Die Republik verteidigt sich
Mit einem neuen Gesetz will die französische Regierung entschiedener gegen radikale Muslime vorgehen
- Das Wort „Islamismus“kommt in dem Gesetz, das der französische Regierungschef Jean Castex am Mittwoch vorgestellt hat, nicht vor. Es ist wie der Elefant im Raum, den keiner benennen will. „Gesetz zur Stärkung der Prinzipien der Republik“heißt das Projekt mit insgesamt 54 Artikeln, das im Februar in der Nationalversammlung debattiert wird.
Frankreichs Präsident Emmanuel Macron hatte den Text bereits Anfang Oktober in seiner lange erwarteten Rede zum „islamistischen Separatismus“angekündigt. Die Anschläge der folgenden Wochen führten dazu, dass die Maßnahmen noch einmal verschärft wurden. Die Enthauptung des Lehrers Samuel Paty Mitte Oktober brachte zwei neue Artikel hervor: Hassbotschaften im Internet sollen künftig sofort zu Festnahmen und Verurteilungen führen. Wer zudem in den sozialen Netzwerken jemanden identifiziert, um ihm zu schaden, wird mit bis zu fünf Jahren Gefängnis bestraft.

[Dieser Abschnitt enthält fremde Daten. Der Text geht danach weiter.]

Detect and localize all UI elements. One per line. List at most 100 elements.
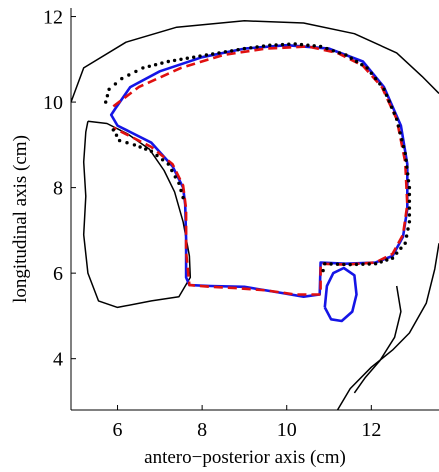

Die Ermordung Patys, dessen Behandlung der Mohammed-Karikaturen der Vater einer Schülerin in einem Video mit vielen persönlichen Details kritisiert hatte, hätte damit wohl verhindert werden können. „Die Republik hat die Absicht, sich zu verteidigen“, kündigte Castex an. Es gehe gegen eine gefährliche Ideologie, „die den Namen radikaler Islamismus“trägt. Er bemühte sich, das Gesetz nicht als antimuslimisch darzustellen. Der Chef der Linkspartei La France insoumise, Jean-Luc Mélenchon, warf ihm aber genau das vor. „Wir werden die Stigmatisierung der Muslime nicht akzeptieren“, kündigte der Oppositionspolitiker in einer eigenen Pressekonferenz an.
Mit seiner Rede im Oktober hatte Macron antifranzösische Kundgebungen in muslimischen Ländern provoziert. Bei der Vorstellung des Gesetzes gingen Castex und seine Minister deshalb vorsichtig vor. Die deutlichsten Worte fand Innenminister Gérald Darmanin, der den ersten und wohl auch wichtigsten Artikel präsentierte: Er verpflichtet nicht nur Beschäftigte des öffentlichen Dienstes zur Neutralität, sondern auch jene, die für Subunternehmen arbeiten. Gemeint seien beispielsweise Busfahrer, die im Auftrag der Gemeinden fahren, erklärte Darmanin. Ihnen soll es künftig nicht mehr erlaubt werden, ihre Pausen an die Gebetszeiten anzupassen oder die Zusammenarbeit mit Frauen zu verweigern. Eine Art Laizitätsbeauftragter soll außerdem darüber wachen, dass in Schulkantinen kein spezielles Menü für Muslime angeboten wird und in Schwimmbädern keine eigenen Badezeiten für Frauen herrschen. Beides würde gegen die Laizität, die strenge Trennung von Religion und Staat verstoßen, die seit 115 Jahren gesetzlich verankert ist.
Jungfräulichkeitszeugnisse wie sie einige muslimische Eltern für ihre Töchter verlangen, sollen ebenso verboten werden wie Zwangsehen, von denen es rund 200 000 gibt. Vereine sollen außerdem strenger kontrolliert und leichter aufgelöst werden können, wenn dort Radikalisierungstendenzen herrschen.
Eine ihrer wichtigsten Maßnahmen musste die Regierung allerdings verwässern: Das Verbot des Heimunterrichts, das Macron angekündigt hatte, wird es nur mit vielen Ausnahmen geben. Seit dem Jahr 2016 hatte sich die Zahl der Schüler, die zu Hause unterrichtet werden, auf 62 000 verdoppelt. Dazu gehören viele Kinder, die statt in die staatlichen Schulen in geheime Koranschulen gehen. Ein Unterricht zu Hause soll weiterhin möglich sein, allerdings nur nach Antragstellung. Ein komplettes Verbot wäre vom Verfassungsgericht vermutlich gekippt worden, da in Frankreich nur der Unterricht verpflichtend ist, nicht aber die Schule. Schon vor der Parlamentsdebatte im nächsten Jahr ist klar, dass den konservativen Republikanern der Text nicht weit genug geht. Die Sozialisten kritisieren dagegen, dass Maßnahmen zur sozialen Integration fehlen. Macron hatte in seiner Rede eine „Ghettoisierung“der Banlieues, in denen viele Muslime als Nachfahren nordafrikanischer Einwanderer leben, eingeräumt. Eine Lösung dieses Problems hat er allerdings nicht parat.